Expert Blog

Individualizing Blood Glucose Targets: Where are We?

Kevin A. Peterson, MD, MPH
Family Medicine

The recent article by Ismail-Beigi et al. in the Annals of Internal Medicine suggests that we are finally beginning to take a more reasonable approach to setting treatment goals by proposing reasonable and considered criteria for the individualization of blood glucose targets for people with type 2 diabetes. Using expert opinion to interpret and extend the findings from recent landmark clinical trials, the authors suggest important clinical features that would be expected to modify clinical risks and benefits for people with diabetes. The authors suggest how these modifiers might be used to adjust individual A1c goals. Although the proposal is clearly in the realm of clinical opinion, not clinical fact, the authors address issues that many clinical providers confront every day. The thoughtful discussion and direction provided is certainly welcome.
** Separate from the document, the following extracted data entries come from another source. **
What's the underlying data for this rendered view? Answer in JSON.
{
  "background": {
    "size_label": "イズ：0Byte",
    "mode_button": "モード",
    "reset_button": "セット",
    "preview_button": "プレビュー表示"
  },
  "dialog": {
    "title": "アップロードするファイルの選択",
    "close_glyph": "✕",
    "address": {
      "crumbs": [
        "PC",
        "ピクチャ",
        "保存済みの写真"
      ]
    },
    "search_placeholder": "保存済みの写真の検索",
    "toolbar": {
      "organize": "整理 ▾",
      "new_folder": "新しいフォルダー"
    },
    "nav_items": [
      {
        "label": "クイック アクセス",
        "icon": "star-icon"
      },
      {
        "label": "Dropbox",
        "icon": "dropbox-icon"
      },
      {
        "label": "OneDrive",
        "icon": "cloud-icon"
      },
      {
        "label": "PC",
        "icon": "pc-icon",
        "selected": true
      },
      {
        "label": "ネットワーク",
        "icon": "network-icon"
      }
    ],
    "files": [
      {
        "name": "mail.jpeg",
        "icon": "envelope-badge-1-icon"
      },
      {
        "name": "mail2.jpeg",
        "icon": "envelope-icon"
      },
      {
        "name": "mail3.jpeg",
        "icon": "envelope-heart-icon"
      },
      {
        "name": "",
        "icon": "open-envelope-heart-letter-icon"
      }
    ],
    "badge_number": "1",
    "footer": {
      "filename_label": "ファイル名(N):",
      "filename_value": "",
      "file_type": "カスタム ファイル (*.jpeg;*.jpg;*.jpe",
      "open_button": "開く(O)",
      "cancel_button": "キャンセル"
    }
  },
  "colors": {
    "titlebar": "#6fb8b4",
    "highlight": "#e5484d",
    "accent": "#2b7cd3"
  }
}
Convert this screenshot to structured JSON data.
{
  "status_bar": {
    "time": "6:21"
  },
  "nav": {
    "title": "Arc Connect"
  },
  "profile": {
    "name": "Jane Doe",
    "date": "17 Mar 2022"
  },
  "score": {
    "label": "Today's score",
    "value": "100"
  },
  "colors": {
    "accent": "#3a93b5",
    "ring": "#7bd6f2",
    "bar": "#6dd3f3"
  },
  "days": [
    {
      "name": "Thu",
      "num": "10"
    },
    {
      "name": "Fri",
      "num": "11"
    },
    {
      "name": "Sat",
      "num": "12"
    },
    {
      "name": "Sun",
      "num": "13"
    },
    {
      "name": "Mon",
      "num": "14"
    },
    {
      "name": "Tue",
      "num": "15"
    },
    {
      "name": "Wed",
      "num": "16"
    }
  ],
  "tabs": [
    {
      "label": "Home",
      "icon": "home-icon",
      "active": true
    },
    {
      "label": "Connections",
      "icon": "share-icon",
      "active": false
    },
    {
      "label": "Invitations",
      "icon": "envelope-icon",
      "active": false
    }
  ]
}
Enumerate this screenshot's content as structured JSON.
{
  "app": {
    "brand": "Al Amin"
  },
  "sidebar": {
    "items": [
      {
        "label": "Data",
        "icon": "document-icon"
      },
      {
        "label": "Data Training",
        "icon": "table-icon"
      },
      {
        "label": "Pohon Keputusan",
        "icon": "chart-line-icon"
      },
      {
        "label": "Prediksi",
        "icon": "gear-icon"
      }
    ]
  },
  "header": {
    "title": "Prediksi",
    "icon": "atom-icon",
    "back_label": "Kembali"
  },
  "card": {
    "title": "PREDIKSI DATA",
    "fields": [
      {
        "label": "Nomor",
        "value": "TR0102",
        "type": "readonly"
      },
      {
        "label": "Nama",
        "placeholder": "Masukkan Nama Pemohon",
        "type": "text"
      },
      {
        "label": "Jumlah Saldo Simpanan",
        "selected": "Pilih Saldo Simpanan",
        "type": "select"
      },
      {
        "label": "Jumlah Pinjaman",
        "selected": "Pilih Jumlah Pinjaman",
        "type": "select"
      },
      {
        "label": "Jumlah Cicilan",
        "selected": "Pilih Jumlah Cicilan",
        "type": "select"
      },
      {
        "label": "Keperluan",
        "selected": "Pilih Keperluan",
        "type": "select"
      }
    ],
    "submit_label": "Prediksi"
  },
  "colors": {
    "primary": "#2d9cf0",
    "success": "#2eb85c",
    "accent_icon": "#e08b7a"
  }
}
As the Annals article describes, important findings from recent trials have provided strong evidence for promoting more individualized A1c targets, and many organizations have published evidence-based recommendations for diabetes management, including the American Academy of Family Physicians (AAFP), the American Association of Clinical Endocrinologists (AACE), the American Diabetes Association (ADA), and the United States Preventive Services Task Force (USPSTF). However, there are substantial differences between these recommendations, with little consensus about exactly how individualized targets should be translated into practical strategies. Nonetheless, since clinical performance measures have built the attainment of specific therapeutic targets into measures of quality of care, these targets are integrated into provider reimbursement. Reimbursement provides a strong incentive for clinicians, and, as the authors argue, would be fine if attaining the target was actually the best thing to do for the patient.

Unfortunately, in my opinion the article stops short of where we need to be. Although the text of the article recognizes potential A1c modifiers, including comorbidity, age, existing vascular disease, hypoglycemic events, and “psychosocioeconomic” (is that even a word?) context, the crude algorithm offered by the authors in table 2 includes only age, duration of diabetes, and the presence of microvascular or macrovascular complications in determining an appropriate A1c ranging from <6.5 to ~8.0. What happened to all the other modifiers the authors talked about?

Clearly the Ismail-Beigi article provides a good start for considering modifications in A1c targets. However, as a primary care doctor, I find the proposed disease-specific algorithm doesn’t really fit my population. None of my patients only have a case of diabetes. They have family and social problems, mental health challenges, insurance problems, educational and learning issues, challenges with physical activity and eating, job problems, and hundreds of different clinical conditions. They are all individuals, and as they change over time so does their most appropriately targeted A1c. The authors acknowledge the importance of individualizing therapy, and that is a step forward, but moving from one target A1c to even nine target A1cs isn’t what I would call individualized treatment. Individualized therapy doesn’t really fit nicely into an algorithm. If we can get the needs of individual patients integrated into existing quality measures, however, we will be on the way to more accurately measuring clinical performance and helping to create a better health care system.

Comments

Submitted by F. Ismail-Beigi on

Speaking for the other authors, we completely agree with Dr. Peterson and hope that constructive dialogue will translate into improved patient care. We acknowledge the shortcomings of Table 2. However, we found it very difficult to introduce the other very important parameters into the Table. We think the figure might be more helpful in considering a reasonable glycemic target range for an individual patient.